Masayuki Kichikawa (Bank of America Merrill Lynch), Yuichi Kodama (Meiji Yasuda Life Insurance) and Jesper Koll (JP Morgan Securities) spoke today at the Foreign Correspondents Club of Japan on the topic of “Abenomics”—A Story of Success or Failure.
Unlike the “on-the-one-hand,” “on-the-other-hand” common parlance (some might say equivocation) of economists, the three speakers at the press conference were straight-forward: Koll and Kichikawa unabashedly bullish on Abenomics (Koll prefers the term “Nipponomics”), and Kodama, the lone pessimist among the group.
Three or four times Koll prefaced his positive comments with the phrase, “whether you like Abe or not,” which leads me to conjecture that he likes the economics of Abe, not his right-wing overtures. He makes his case that Abenomics will succeed—not because of Abe, but rather because of several other factors:
— the restructuring and realignment of the supply chain among Japanese corporates, or “Japan Inc.”
— a demographic “sweet spot.” Yes, Japan’s population is aging but the baby boomers have aged beyond the point where their income decline has been a drag on national income; their pensions or savings further stabilize drops in disposable income. Moreover, there are early signs of labor shortages of skilled workers in their 30’s and 40’s, a trend that will spur wage and income growth.

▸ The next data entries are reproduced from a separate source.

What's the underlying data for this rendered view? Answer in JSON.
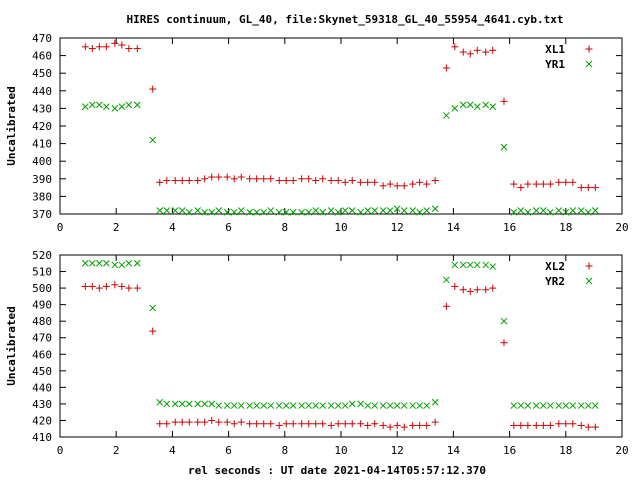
{
  "title": "HIRES continuum, GL_40, file:Skynet_59318_GL_40_55954_4641.cyb.txt",
  "xlabel": "rel seconds : UT date 2021-04-14T05:57:12.370",
  "colors": {
    "series_plus": "#cc0000",
    "series_x": "#00a000"
  },
  "chart_data": [
    {
      "type": "scatter",
      "ylabel": "Uncalibrated",
      "xlim": [
        0,
        20
      ],
      "ylim": [
        370,
        470
      ],
      "xticks": [
        0,
        2,
        4,
        6,
        8,
        10,
        12,
        14,
        16,
        18,
        20
      ],
      "yticks": [
        370,
        380,
        390,
        400,
        410,
        420,
        430,
        440,
        450,
        460,
        470
      ],
      "legend_position": "top-right",
      "series": [
        {
          "name": "XL1",
          "marker": "plus",
          "points": [
            [
              0.9,
              465
            ],
            [
              1.15,
              464
            ],
            [
              1.4,
              465
            ],
            [
              1.65,
              465
            ],
            [
              1.95,
              467
            ],
            [
              2.2,
              466
            ],
            [
              2.45,
              464
            ],
            [
              2.75,
              464
            ],
            [
              3.3,
              441
            ],
            [
              3.55,
              388
            ],
            [
              3.8,
              389
            ],
            [
              4.1,
              389
            ],
            [
              4.35,
              389
            ],
            [
              4.6,
              389
            ],
            [
              4.9,
              389
            ],
            [
              5.15,
              390
            ],
            [
              5.4,
              391
            ],
            [
              5.65,
              391
            ],
            [
              5.95,
              391
            ],
            [
              6.2,
              390
            ],
            [
              6.45,
              391
            ],
            [
              6.75,
              390
            ],
            [
              7.0,
              390
            ],
            [
              7.25,
              390
            ],
            [
              7.5,
              390
            ],
            [
              7.8,
              389
            ],
            [
              8.05,
              389
            ],
            [
              8.3,
              389
            ],
            [
              8.6,
              390
            ],
            [
              8.85,
              390
            ],
            [
              9.1,
              389
            ],
            [
              9.35,
              390
            ],
            [
              9.65,
              389
            ],
            [
              9.9,
              389
            ],
            [
              10.15,
              388
            ],
            [
              10.4,
              389
            ],
            [
              10.7,
              388
            ],
            [
              10.95,
              388
            ],
            [
              11.2,
              388
            ],
            [
              11.5,
              386
            ],
            [
              11.75,
              387
            ],
            [
              12.0,
              386
            ],
            [
              12.25,
              386
            ],
            [
              12.55,
              387
            ],
            [
              12.8,
              388
            ],
            [
              13.05,
              387
            ],
            [
              13.35,
              389
            ],
            [
              13.75,
              453
            ],
            [
              14.05,
              465
            ],
            [
              14.35,
              462
            ],
            [
              14.6,
              461
            ],
            [
              14.85,
              463
            ],
            [
              15.15,
              462
            ],
            [
              15.4,
              463
            ],
            [
              15.8,
              434
            ],
            [
              16.15,
              387
            ],
            [
              16.4,
              385
            ],
            [
              16.65,
              387
            ],
            [
              16.95,
              387
            ],
            [
              17.2,
              387
            ],
            [
              17.45,
              387
            ],
            [
              17.75,
              388
            ],
            [
              18.0,
              388
            ],
            [
              18.25,
              388
            ],
            [
              18.55,
              385
            ],
            [
              18.8,
              385
            ],
            [
              19.05,
              385
            ]
          ]
        },
        {
          "name": "YR1",
          "marker": "x",
          "points": [
            [
              0.9,
              431
            ],
            [
              1.15,
              432
            ],
            [
              1.4,
              432
            ],
            [
              1.65,
              431
            ],
            [
              1.95,
              430
            ],
            [
              2.2,
              431
            ],
            [
              2.45,
              432
            ],
            [
              2.75,
              432
            ],
            [
              3.3,
              412
            ],
            [
              3.55,
              372
            ],
            [
              3.8,
              372
            ],
            [
              4.1,
              372
            ],
            [
              4.35,
              372
            ],
            [
              4.6,
              371
            ],
            [
              4.9,
              372
            ],
            [
              5.15,
              371
            ],
            [
              5.4,
              371
            ],
            [
              5.65,
              372
            ],
            [
              5.95,
              371
            ],
            [
              6.2,
              371
            ],
            [
              6.45,
              372
            ],
            [
              6.75,
              371
            ],
            [
              7.0,
              371
            ],
            [
              7.25,
              371
            ],
            [
              7.5,
              372
            ],
            [
              7.8,
              371
            ],
            [
              8.05,
              371
            ],
            [
              8.3,
              371
            ],
            [
              8.6,
              371
            ],
            [
              8.85,
              371
            ],
            [
              9.1,
              372
            ],
            [
              9.35,
              371
            ],
            [
              9.65,
              372
            ],
            [
              9.9,
              371
            ],
            [
              10.15,
              372
            ],
            [
              10.4,
              372
            ],
            [
              10.7,
              371
            ],
            [
              10.95,
              372
            ],
            [
              11.2,
              372
            ],
            [
              11.5,
              372
            ],
            [
              11.75,
              372
            ],
            [
              12.0,
              373
            ],
            [
              12.25,
              372
            ],
            [
              12.55,
              372
            ],
            [
              12.8,
              371
            ],
            [
              13.05,
              372
            ],
            [
              13.35,
              373
            ],
            [
              13.75,
              426
            ],
            [
              14.05,
              430
            ],
            [
              14.35,
              432
            ],
            [
              14.6,
              432
            ],
            [
              14.85,
              431
            ],
            [
              15.15,
              432
            ],
            [
              15.4,
              431
            ],
            [
              15.8,
              408
            ],
            [
              16.15,
              371
            ],
            [
              16.4,
              372
            ],
            [
              16.65,
              371
            ],
            [
              16.95,
              372
            ],
            [
              17.2,
              372
            ],
            [
              17.45,
              371
            ],
            [
              17.75,
              372
            ],
            [
              18.0,
              371
            ],
            [
              18.25,
              372
            ],
            [
              18.55,
              372
            ],
            [
              18.8,
              371
            ],
            [
              19.05,
              372
            ]
          ]
        }
      ]
    },
    {
      "type": "scatter",
      "ylabel": "Uncalibrated",
      "xlim": [
        0,
        20
      ],
      "ylim": [
        410,
        520
      ],
      "xticks": [
        0,
        2,
        4,
        6,
        8,
        10,
        12,
        14,
        16,
        18,
        20
      ],
      "yticks": [
        410,
        420,
        430,
        440,
        450,
        460,
        470,
        480,
        490,
        500,
        510,
        520
      ],
      "legend_position": "top-right",
      "series": [
        {
          "name": "XL2",
          "marker": "plus",
          "points": [
            [
              0.9,
              501
            ],
            [
              1.15,
              501
            ],
            [
              1.4,
              500
            ],
            [
              1.65,
              501
            ],
            [
              1.95,
              502
            ],
            [
              2.2,
              501
            ],
            [
              2.45,
              500
            ],
            [
              2.75,
              500
            ],
            [
              3.3,
              474
            ],
            [
              3.55,
              418
            ],
            [
              3.8,
              418
            ],
            [
              4.1,
              419
            ],
            [
              4.35,
              419
            ],
            [
              4.6,
              419
            ],
            [
              4.9,
              419
            ],
            [
              5.15,
              419
            ],
            [
              5.4,
              420
            ],
            [
              5.65,
              419
            ],
            [
              5.95,
              419
            ],
            [
              6.2,
              418
            ],
            [
              6.45,
              419
            ],
            [
              6.75,
              418
            ],
            [
              7.0,
              418
            ],
            [
              7.25,
              418
            ],
            [
              7.5,
              418
            ],
            [
              7.8,
              417
            ],
            [
              8.05,
              418
            ],
            [
              8.3,
              418
            ],
            [
              8.6,
              418
            ],
            [
              8.85,
              418
            ],
            [
              9.1,
              418
            ],
            [
              9.35,
              418
            ],
            [
              9.65,
              417
            ],
            [
              9.9,
              418
            ],
            [
              10.15,
              418
            ],
            [
              10.4,
              418
            ],
            [
              10.7,
              418
            ],
            [
              10.95,
              417
            ],
            [
              11.2,
              418
            ],
            [
              11.5,
              417
            ],
            [
              11.75,
              416
            ],
            [
              12.0,
              417
            ],
            [
              12.25,
              416
            ],
            [
              12.55,
              417
            ],
            [
              12.8,
              417
            ],
            [
              13.05,
              417
            ],
            [
              13.35,
              419
            ],
            [
              13.75,
              489
            ],
            [
              14.05,
              501
            ],
            [
              14.35,
              499
            ],
            [
              14.6,
              498
            ],
            [
              14.85,
              499
            ],
            [
              15.15,
              499
            ],
            [
              15.4,
              500
            ],
            [
              15.8,
              467
            ],
            [
              16.15,
              417
            ],
            [
              16.4,
              417
            ],
            [
              16.65,
              417
            ],
            [
              16.95,
              417
            ],
            [
              17.2,
              417
            ],
            [
              17.45,
              417
            ],
            [
              17.75,
              418
            ],
            [
              18.0,
              418
            ],
            [
              18.25,
              418
            ],
            [
              18.55,
              417
            ],
            [
              18.8,
              416
            ],
            [
              19.05,
              416
            ]
          ]
        },
        {
          "name": "YR2",
          "marker": "x",
          "points": [
            [
              0.9,
              515
            ],
            [
              1.15,
              515
            ],
            [
              1.4,
              515
            ],
            [
              1.65,
              515
            ],
            [
              1.95,
              514
            ],
            [
              2.2,
              514
            ],
            [
              2.45,
              515
            ],
            [
              2.75,
              515
            ],
            [
              3.3,
              488
            ],
            [
              3.55,
              431
            ],
            [
              3.8,
              430
            ],
            [
              4.1,
              430
            ],
            [
              4.35,
              430
            ],
            [
              4.6,
              430
            ],
            [
              4.9,
              430
            ],
            [
              5.15,
              430
            ],
            [
              5.4,
              430
            ],
            [
              5.65,
              429
            ],
            [
              5.95,
              429
            ],
            [
              6.2,
              429
            ],
            [
              6.45,
              429
            ],
            [
              6.75,
              429
            ],
            [
              7.0,
              429
            ],
            [
              7.25,
              429
            ],
            [
              7.5,
              429
            ],
            [
              7.8,
              429
            ],
            [
              8.05,
              429
            ],
            [
              8.3,
              429
            ],
            [
              8.6,
              429
            ],
            [
              8.85,
              429
            ],
            [
              9.1,
              429
            ],
            [
              9.35,
              429
            ],
            [
              9.65,
              429
            ],
            [
              9.9,
              429
            ],
            [
              10.15,
              429
            ],
            [
              10.4,
              430
            ],
            [
              10.7,
              430
            ],
            [
              10.95,
              429
            ],
            [
              11.2,
              429
            ],
            [
              11.5,
              429
            ],
            [
              11.75,
              429
            ],
            [
              12.0,
              429
            ],
            [
              12.25,
              429
            ],
            [
              12.55,
              429
            ],
            [
              12.8,
              429
            ],
            [
              13.05,
              429
            ],
            [
              13.35,
              431
            ],
            [
              13.75,
              505
            ],
            [
              14.05,
              514
            ],
            [
              14.35,
              514
            ],
            [
              14.6,
              514
            ],
            [
              14.85,
              514
            ],
            [
              15.15,
              514
            ],
            [
              15.4,
              513
            ],
            [
              15.8,
              480
            ],
            [
              16.15,
              429
            ],
            [
              16.4,
              429
            ],
            [
              16.65,
              429
            ],
            [
              16.95,
              429
            ],
            [
              17.2,
              429
            ],
            [
              17.45,
              429
            ],
            [
              17.75,
              429
            ],
            [
              18.0,
              429
            ],
            [
              18.25,
              429
            ],
            [
              18.55,
              429
            ],
            [
              18.8,
              429
            ],
            [
              19.05,
              429
            ]
          ]
        }
      ]
    }
  ]
}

— the “Mr. and Ms. Watanabe” effect. Consumer spending will turn up, as indicated by rising prices in residential real estate for the first time since the “bubble” popped.
— stability of government. Other than Koizumi and Nakasone, no other prime minister has remained in office for more than two years in recent Japanese political history. Particularly if Abe wins big in the July 21 elections of the upper house, he would be the third, a rare chance to consolidate power and shoot boldly with his “third arrow.”
Koll predicts startling 3% inflation and 3% economic growth “by the time the Germans win the World Cup in 2014”, as he quipped.
Kodama, the bear in the shop, stressed a fundamental flaw in Abenomics—an inconsistency between explosive monetary easing (the BOJ has doubled the money supply and the size of its balance sheet) and ability to maintain historically low long-term interest rates.
— Abenomics has set a high bar of expectations; if inflation does occur, interest rates will rise, with a sharp impact on the costs of government borrowing and drag on economic recovery.
— The consumption tax is scheduled to increase to 8% in 2014. Introduction of the consumption tax (3%) and increase to 5% dampened the economy, yet in both cases there were offsets in tax reductions elsewhere. Either social security benefits (government pensions) must be adjusted (an extremely contentious political issue) or the consumption tax must be raised to support these entitlements. Politicians will follow through with an increase of the consumption tax to 8%, but offsets (perhaps breaks for low-wage workers) are not on the table as of now.
— The rise in the equity markets, reflecting a predominance of foreign investors, and weakening of the yen buy time but do not buy sustainable growth. Needed are fundamental structural reforms, including reduction of corporate taxes and labor reforms.
Surprisingly, none of the economists stressed the pressing need for measures to stimulate entrepreneurship in SME, unleashing economic growth and job creation.
Koll argued that enactment of the TTP alone can stimulate the economic growth to support an increase of the consumption tax.
That assumes that Abe can successfully negotiate agreement from the deeply-imbedded agricultural lobby. The heavy lifting is yet come on many of the knotty reforms needed to produce the “new golden age” in Japan that Koll anticipates.
As one TV commentator put it, Abe’s third arrow so far “seems less an arrow and more a fishing net.”